Amusement in grim times
Source: "Lifestyle"-The Star- 22 May 2005
LIM Liou Wong's face wrinkles with amusement when he recalls the funfair where he used to spend his time during the Japanese occupation.
Sitting on a lazy chair at a sundry shop in Gemas town, Negri Sembilan, the 74-year-old man points towards an empty lot about 100m away says, “There used to be an amusement park there.”
“It had a funfair, wayang (movie) kung fu, bangsawan (Malay stage opera) and Chinese opera. And there was gambling ... all kinds of gambling, except roulette,” recalls Lim, whose family owns a laundry shop next door.
“The Japanese did not disturb the Chinese who operated the amusement park. Probably they hoped that the Chinese would be harmless if allowed to gamble and drink alcohol. The Japanese would only trouble you if they suspected you were a spy working for the communists or British.”
“Under the guise of 'amusement' and 'games of skill', open gambling was carried on under the very noses of the authorities,” Chin wrote. “But, of course, the military police and civil police had been bribed.”
Before the Japanese occupation of Malaya, Lim's family lived next door to a Japanese couple who operated a photo studio. At that time (in the 1930s), it was the only Japanese-owned shop in Gemas.
“They took many photographs of Gemas town. Now when you think of it, they were actually spies. They were very interested in the Gemas railway station,” he recalls, adding the town had strategic importance in terms of transportation because Gemas was the crucial railway junction between Singapore, the east coast and the north of Malaya.
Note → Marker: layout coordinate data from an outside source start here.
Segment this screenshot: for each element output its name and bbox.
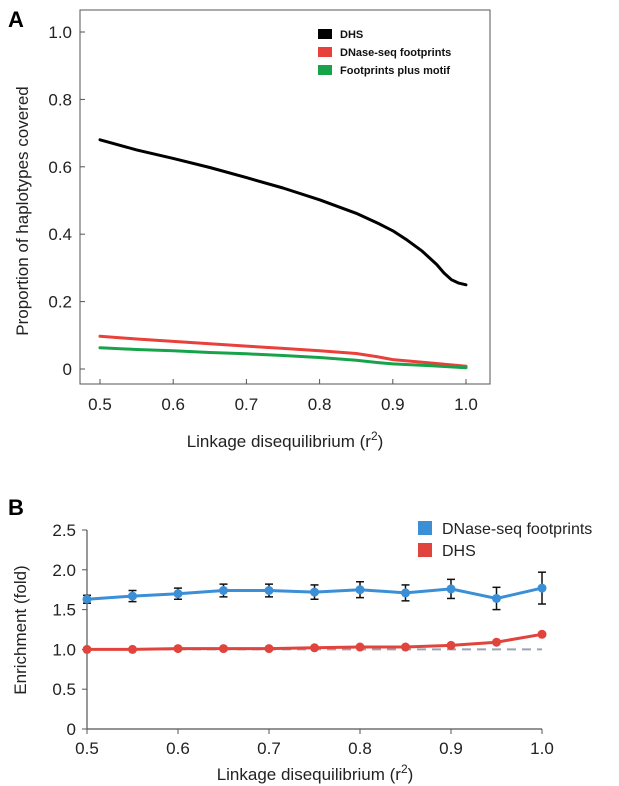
panel-b-series-2-point	[173, 644, 183, 654]
panel-a-legend-swatch-1	[318, 29, 332, 39]
panel-b-legend-swatch-2	[418, 543, 432, 557]
panel-b-series-2-point	[82, 644, 92, 654]
panel-b-x-axis-label: Linkage disequilibrium (r2)	[217, 762, 414, 784]
panel-a-plot-frame	[79, 9, 491, 385]
panel-a-y-tick-label: 0.8	[48, 90, 72, 109]
panel-b-series-1-point	[310, 587, 319, 597]
panel-a-y-tick-label: 0.2	[48, 293, 72, 312]
panel-a-x-axis-label: Linkage disequilibrium (r2)	[187, 429, 384, 451]
panel-b-x-tick-label: 0.7	[257, 739, 281, 758]
panel-a-x-tick-label: 1.0	[454, 395, 478, 414]
panel-b-letter: B	[8, 495, 24, 520]
panel-b-series-1-point	[82, 594, 92, 604]
panel-a-y-axis-label: Proportion of haplotypes covered	[13, 86, 32, 336]
panel-b-series-1-point	[446, 584, 456, 594]
panel-a-y-tick-label: 0.6	[48, 158, 72, 177]
panel-a-chart: 0 0.2 0.4 0.6 0.8 1.0 0.5 0.6 0.7 0.8 0.9 1.0 DHS DNa…	[48, 9, 491, 414]
panel-b-y-axis-label: Enrichment (fold)	[11, 565, 30, 694]
panel-a-x-tick-label: 0.9	[381, 395, 405, 414]
panel-b-x-tick-label: 0.8	[348, 739, 372, 758]
panel-a-legend-swatch-2	[318, 47, 332, 57]
panel-b-y-tick-label: 0.5	[52, 680, 76, 699]
panel-a-legend-label-3: Footprints plus motif	[340, 65, 450, 77]
panel-b-y-tick-label: 2.0	[52, 561, 76, 580]
panel-b-series-2-point	[401, 642, 410, 652]
panel-b-series-2-point	[492, 637, 501, 647]
panel-b-x-tick-label: 1.0	[530, 739, 554, 758]
panel-b-series-2-point	[310, 643, 319, 653]
panel-b-series-1-point	[173, 589, 183, 599]
panel-b-y-tick-label: 0	[67, 720, 76, 739]
panel-b-y-tick-label: 1.0	[52, 640, 76, 659]
panel-b-legend-label-2: DHS	[442, 543, 476, 560]
panel-b-series-2-point	[128, 644, 137, 654]
panel-b-x-tick-label: 0.5	[75, 739, 99, 758]
panel-a-x-tick-label: 0.7	[235, 395, 259, 414]
panel-a-series-line-1	[98, 138, 468, 287]
panel-a-legend-swatch-3	[318, 65, 332, 75]
panel-b-x-tick-label: 0.9	[439, 739, 463, 758]
panel-a-y-tick-label: 0	[63, 360, 72, 379]
panel-b-chart: 00.51.01.52.02.50.5 0.6 0.7 0.8 0.9 1.0DNase-…	[52, 521, 592, 758]
panel-b-series-1-point	[128, 591, 137, 601]
panel-a-y-tick-label: 1.0	[48, 23, 72, 42]
panel-b-legend-label-1: DNase-seq footprints	[442, 521, 592, 538]
panel-b-series-1-point	[355, 585, 365, 595]
panel-b-series-2-point	[355, 642, 365, 652]
panel-a-x-tick-label: 0.5	[88, 395, 112, 414]
panel-b-series-1-point	[219, 585, 228, 595]
panel-b-series-1-point	[492, 593, 501, 603]
panel-a-legend-label-1: DHS	[340, 29, 363, 41]
panel-b-series-1-point	[401, 588, 410, 598]
panel-b-y-tick-label: 1.5	[52, 601, 76, 620]
panel-b-series-1-point	[537, 583, 547, 593]
panel-b-series-1-point	[264, 585, 274, 595]
panel-b-series-2-point	[219, 644, 228, 654]
panel-a-legend-label-2: DNase-seq footprints	[340, 47, 451, 59]
panel-a-x-tick-label: 0.8	[308, 395, 332, 414]
panel-b-y-tick-label: 2.5	[52, 521, 76, 540]
panel-b-series-2-point	[264, 644, 274, 654]
panel-b-series-2-point	[537, 629, 547, 639]
panel-b-x-tick-label: 0.6	[166, 739, 190, 758]
panel-b-legend-swatch-1	[418, 521, 432, 535]
panel-a-x-tick-label: 0.6	[161, 395, 185, 414]
panel-a-series-line-2	[98, 334, 468, 368]
panel-a-y-tick-label: 0.4	[48, 225, 72, 244]
panel-a-series-line-3	[98, 346, 468, 370]
panel-b-series-2-point	[446, 640, 456, 650]
panel-a-letter: A	[8, 7, 24, 32]
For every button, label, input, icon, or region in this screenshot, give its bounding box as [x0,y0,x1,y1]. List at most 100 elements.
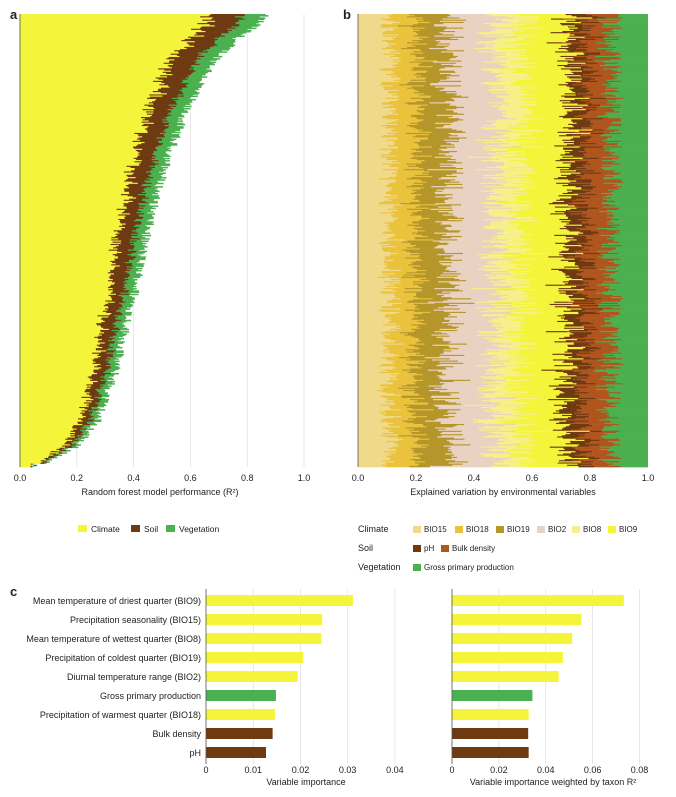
panel-b-bar-bio15 [358,194,391,196]
panel-b-bar-bio19 [422,259,463,262]
panel-b-bar-ph [567,350,596,352]
panel-b-bar-bio2 [461,273,511,275]
panel-b-bar-bio2 [459,118,516,120]
panel-b-bar-ph [548,256,567,258]
panel-a-bar-climate [20,354,98,357]
panel-a-bar-vegetation [221,33,243,35]
panel-a-bar-climate [20,268,114,271]
panel-b-bar-bio19 [404,257,445,259]
panel-b-bar-bio19 [409,365,437,367]
panel-a-bar-soil [77,421,87,424]
panel-b-bar-bio18 [388,105,421,108]
legend-label-vegetation: Vegetation [179,524,219,534]
panel-b-bar-bio8 [502,204,531,206]
panel-b-bar-bio8 [478,427,506,429]
panel-b-bar-bulk-density [588,294,613,297]
panel-b-bar-bio9 [517,18,551,21]
panel-b-bar-bio18 [389,379,424,382]
panel-b-bar-bio18 [382,103,408,105]
panel-a-bar-soil [97,341,115,343]
panel-a-bar-vegetation [186,85,202,87]
panel-a-bar-soil [75,431,84,434]
panel-b-bar-bio8 [510,311,540,314]
panel-b-bar-bio15 [358,144,394,146]
panel-b-bar-ph [558,290,579,292]
panel-b-bar-bio18 [380,25,398,27]
panel-b-bar-bulk-density [579,45,609,48]
panel-b-bar-bio15 [358,41,387,43]
panel-b-bar-bio18 [396,246,414,248]
panel-a-bar-soil [129,213,145,215]
panel-b-bar-bio15 [358,229,389,231]
panel-a-bar-vegetation [131,264,144,266]
panel-b-bar-bio9 [525,405,562,408]
panel-b-bar-bio15 [358,169,383,171]
panel-a-bar-soil [92,352,107,355]
panel-b-bar-bio8 [482,81,513,84]
panel-b-bar-bulk-density [574,250,598,253]
panel-a-bar-soil [123,211,142,213]
panel-b-bar-gross-primary-production [619,348,648,350]
panel-a-bar-vegetation [119,307,128,309]
panel-a-bar-soil [171,67,195,69]
panel-b-bar-gross-primary-production [615,205,648,207]
panel-b-bar-ph [567,204,589,206]
panel-b-bar-bio18 [393,38,423,41]
panel-b-bar-bio2 [453,110,507,112]
panel-b-bar-ph [589,430,602,433]
panel-b-bar-bio8 [489,357,514,359]
panel-b-bar-bulk-density [574,412,609,415]
panel-b-bar-bio15 [358,402,394,404]
panel-a-x-tick-label: 0.8 [241,473,254,483]
panel-b-bar-gross-primary-production [617,144,648,146]
panel-a-bar-soil [215,20,240,23]
panel-a-bar-climate [20,64,168,67]
panel-b-bar-bio2 [445,250,502,253]
panel-a-bar-soil [141,124,165,127]
panel-b-bar-bio9 [511,409,560,411]
panel-b-bar-bio8 [484,228,518,230]
panel-b-bar-bio2 [452,164,505,167]
panel-b-bar-ph [567,344,592,347]
panel-b-bar-bio19 [411,414,444,417]
panel-b-bar-gross-primary-production [612,425,648,427]
panel-b-bar-gross-primary-production [596,385,648,387]
panel-a-bar-vegetation [100,376,110,378]
panel-b-bar-bio2 [467,343,514,346]
panel-a-bar-soil [66,440,74,443]
panel-b-bar-bio18 [388,177,412,179]
panel-b-bar-gross-primary-production [621,339,648,341]
panel-b-bar-gross-primary-production [612,121,648,124]
panel-a-bar-soil [121,212,137,214]
panel-b-bar-bulk-density [603,129,620,131]
panel-b-bar-bio19 [424,113,465,116]
panel-b-bar-bio8 [492,341,521,343]
panel-a-bar-vegetation [110,363,120,366]
panel-b-bar-bio8 [495,264,531,266]
panel-a-bar-vegetation [141,185,155,187]
panel-a-bar-climate [20,158,137,161]
panel-b-bar-bio2 [448,45,494,48]
panel-b-bar-bio9 [532,78,582,81]
panel-a-bar-vegetation [92,412,101,415]
panel-b-bar-bio2 [445,459,505,461]
panel-b-bar-ph [569,152,587,154]
panel-b-bar-bio18 [390,121,419,124]
panel-b-bar-bio15 [358,216,393,219]
panel-b-bar-gross-primary-production [616,342,648,344]
panel-b-bar-bio15 [358,454,392,457]
panel-b-bar-bio2 [447,450,488,452]
panel-b-bar-bio8 [508,16,538,18]
panel-b-bar-bio15 [358,164,392,167]
panel-b-bar-bio9 [539,308,582,310]
panel-b-bar-bio9 [520,86,570,88]
panel-a-bar-soil [189,44,218,47]
panel-b-bar-ph [585,62,598,65]
panel-a-bar-vegetation [64,447,68,450]
panel-a-bar-soil [133,157,155,160]
panel-b-bar-bio2 [474,302,513,305]
panel-b-bar-bio9 [511,26,568,28]
panel-b-bar-bio18 [396,27,425,30]
panel-a-bar-climate [20,276,109,279]
panel-b-bar-bio8 [501,19,537,22]
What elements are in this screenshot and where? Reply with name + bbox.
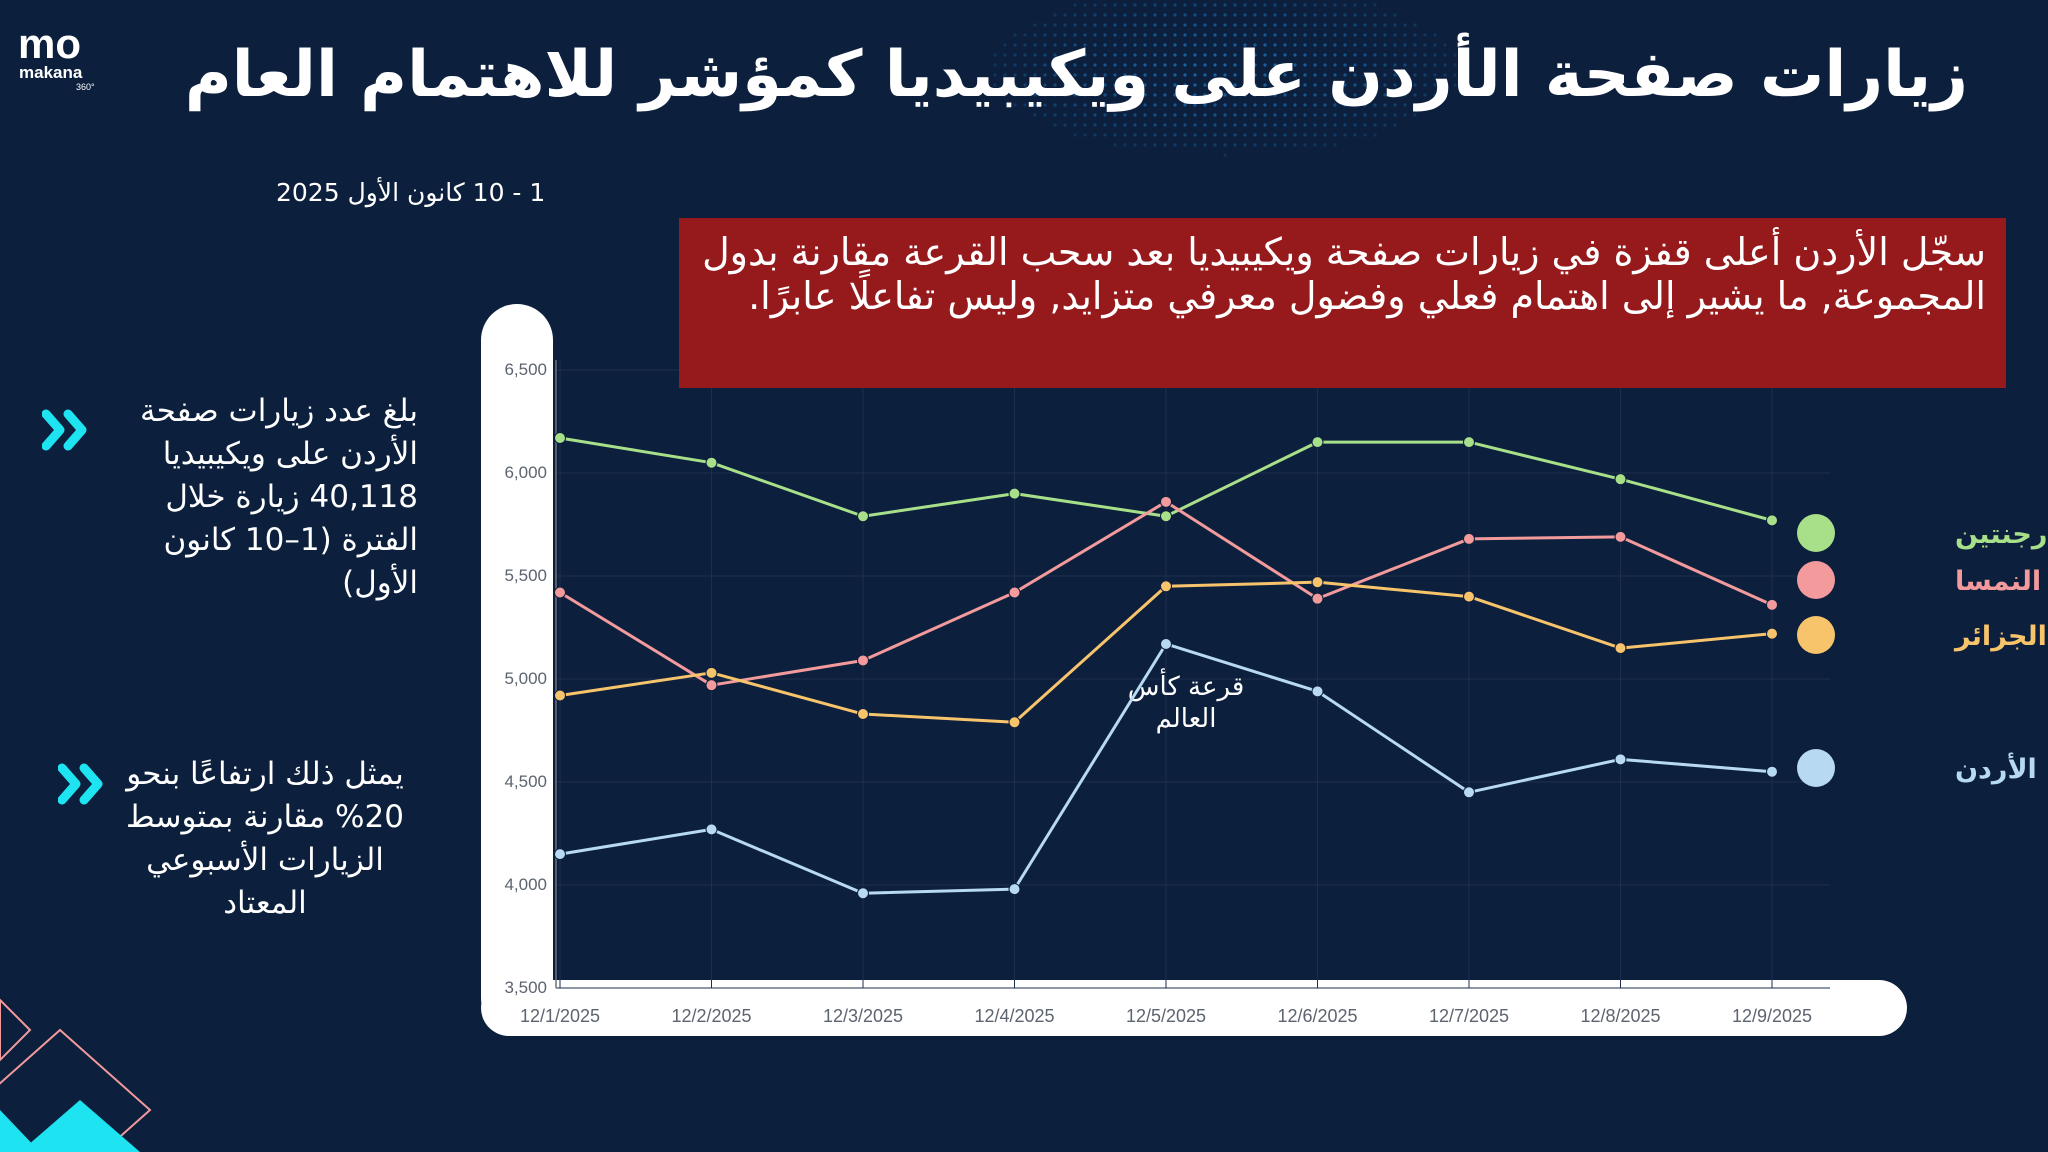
logo-mark-text: mo <box>18 20 81 67</box>
y-tick-label: 6,000 <box>504 463 547 482</box>
data-point <box>1160 637 1172 650</box>
page-title: زيارات صفحة الأردن على ويكيبيديا كمؤشر ل… <box>184 38 1969 112</box>
x-tick-label: 12/4/2025 <box>974 1006 1054 1026</box>
data-point <box>705 666 718 679</box>
data-point <box>554 586 566 599</box>
data-point <box>1311 685 1324 698</box>
data-point <box>1311 576 1324 589</box>
y-axis-panel <box>481 304 553 1034</box>
x-axis-panel <box>481 980 1907 1036</box>
x-tick-label: 12/7/2025 <box>1429 1006 1509 1026</box>
data-point <box>1160 495 1172 508</box>
stat-increase: يمثل ذلك ارتفاعًا بنحو 20% مقارنة بمتوسط… <box>126 756 404 921</box>
logo-mark-icon: mo makana 360° <box>18 20 95 92</box>
data-point <box>705 823 718 836</box>
callout-text: سجّل الأردن أعلى قفزة في زيارات صفحة ويك… <box>702 230 1986 318</box>
double-chevron-icon <box>42 409 87 451</box>
data-point <box>1614 473 1627 486</box>
data-point <box>1614 753 1627 766</box>
x-tick-label: 12/2/2025 <box>671 1006 751 1026</box>
annotation-line: العالم <box>1156 704 1217 734</box>
data-point <box>1463 786 1475 799</box>
data-point <box>857 510 869 523</box>
y-tick-label: 4,000 <box>504 875 547 894</box>
data-point <box>1311 436 1324 449</box>
data-point <box>1766 598 1778 611</box>
data-point <box>1160 580 1172 593</box>
double-chevron-icon <box>58 763 103 805</box>
data-point <box>1614 642 1627 655</box>
data-point <box>857 887 869 900</box>
makana-logo: mo makana 360° <box>18 20 108 92</box>
y-tick-label: 3,500 <box>504 978 547 997</box>
data-point <box>1008 487 1021 500</box>
legend-label: النمسا <box>1955 566 2041 597</box>
x-tick-label: 12/8/2025 <box>1580 1006 1660 1026</box>
y-tick-label: 6,500 <box>504 360 547 379</box>
y-tick-label: 5,500 <box>504 566 547 585</box>
x-tick-label: 12/3/2025 <box>823 1006 903 1026</box>
legend-swatch <box>1797 561 1835 599</box>
y-tick-label: 4,500 <box>504 772 547 791</box>
data-point <box>1008 716 1021 729</box>
x-tick-label: 12/6/2025 <box>1277 1006 1357 1026</box>
data-point <box>554 689 566 702</box>
stat-total-visits: بلغ عدد زيارات صفحة الأردن على ويكيبيديا… <box>140 393 418 601</box>
data-point <box>1463 590 1475 603</box>
legend-swatch <box>1797 514 1835 552</box>
data-point <box>554 848 566 861</box>
data-point <box>1008 586 1021 599</box>
data-point <box>857 708 869 721</box>
data-point <box>705 456 718 469</box>
data-point <box>554 431 566 444</box>
data-point <box>1463 532 1475 545</box>
data-point <box>1311 592 1324 605</box>
legend-swatch <box>1797 749 1835 787</box>
legend-label: الأرجنتين <box>1955 517 2048 550</box>
logo-name-text: makana <box>19 63 83 82</box>
data-point <box>1008 883 1021 896</box>
legend-label: الجزائر <box>1953 621 2047 652</box>
data-point <box>1160 510 1172 523</box>
data-point <box>1766 765 1778 778</box>
legend-swatch <box>1797 616 1835 654</box>
callout-box: سجّل الأردن أعلى قفزة في زيارات صفحة ويك… <box>679 218 2006 388</box>
data-point <box>1766 514 1778 527</box>
dot-pattern-decoration <box>993 3 1457 157</box>
legend-label: الأردن <box>1955 752 2037 785</box>
x-tick-label: 12/5/2025 <box>1126 1006 1206 1026</box>
data-point <box>1614 530 1627 543</box>
data-point <box>1766 627 1778 640</box>
data-point <box>1463 436 1475 449</box>
date-range: 1 - 10 كانون الأول 2025 <box>276 178 546 207</box>
y-tick-label: 5,000 <box>504 669 547 688</box>
annotation-line: قرعة كأس <box>1128 667 1245 702</box>
x-tick-label: 12/1/2025 <box>520 1006 600 1026</box>
data-point <box>705 679 718 692</box>
data-point <box>857 654 869 667</box>
x-tick-label: 12/9/2025 <box>1732 1006 1812 1026</box>
logo-badge-text: 360° <box>76 82 95 92</box>
corner-diamond-decoration <box>0 998 152 1152</box>
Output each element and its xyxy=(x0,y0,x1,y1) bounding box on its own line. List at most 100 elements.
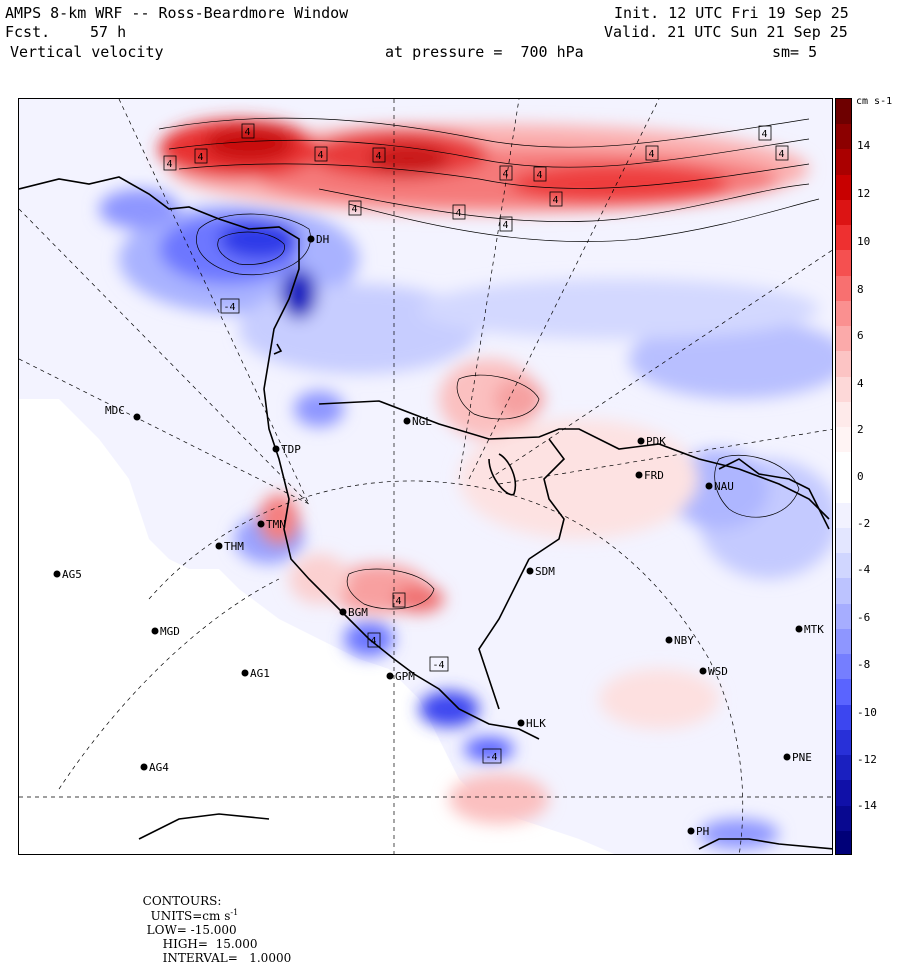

“I also remember them taking pictures of me. They were very friendly and polite. And sometimes they gave me Japanese cakes,” he says.
Some months before the invasion of Malaya, the Japanese shop closed.
The Japanese he remembered during the occupation were not so friendly. In fact, they terrified him.
“When the Japanese soldiers caught members of the Bintang Tiga (communist army), they chopped their heads off or lined them up to be shot by a firing squad. Even innocents were not spared,” he recalls.
The laundry shop run by Lim's father was also not spared, financially.
“Business was bad because everyone was poor. People were more worried about putting food in their stomach than whether their clothes were clean,” he explains. – By P.G.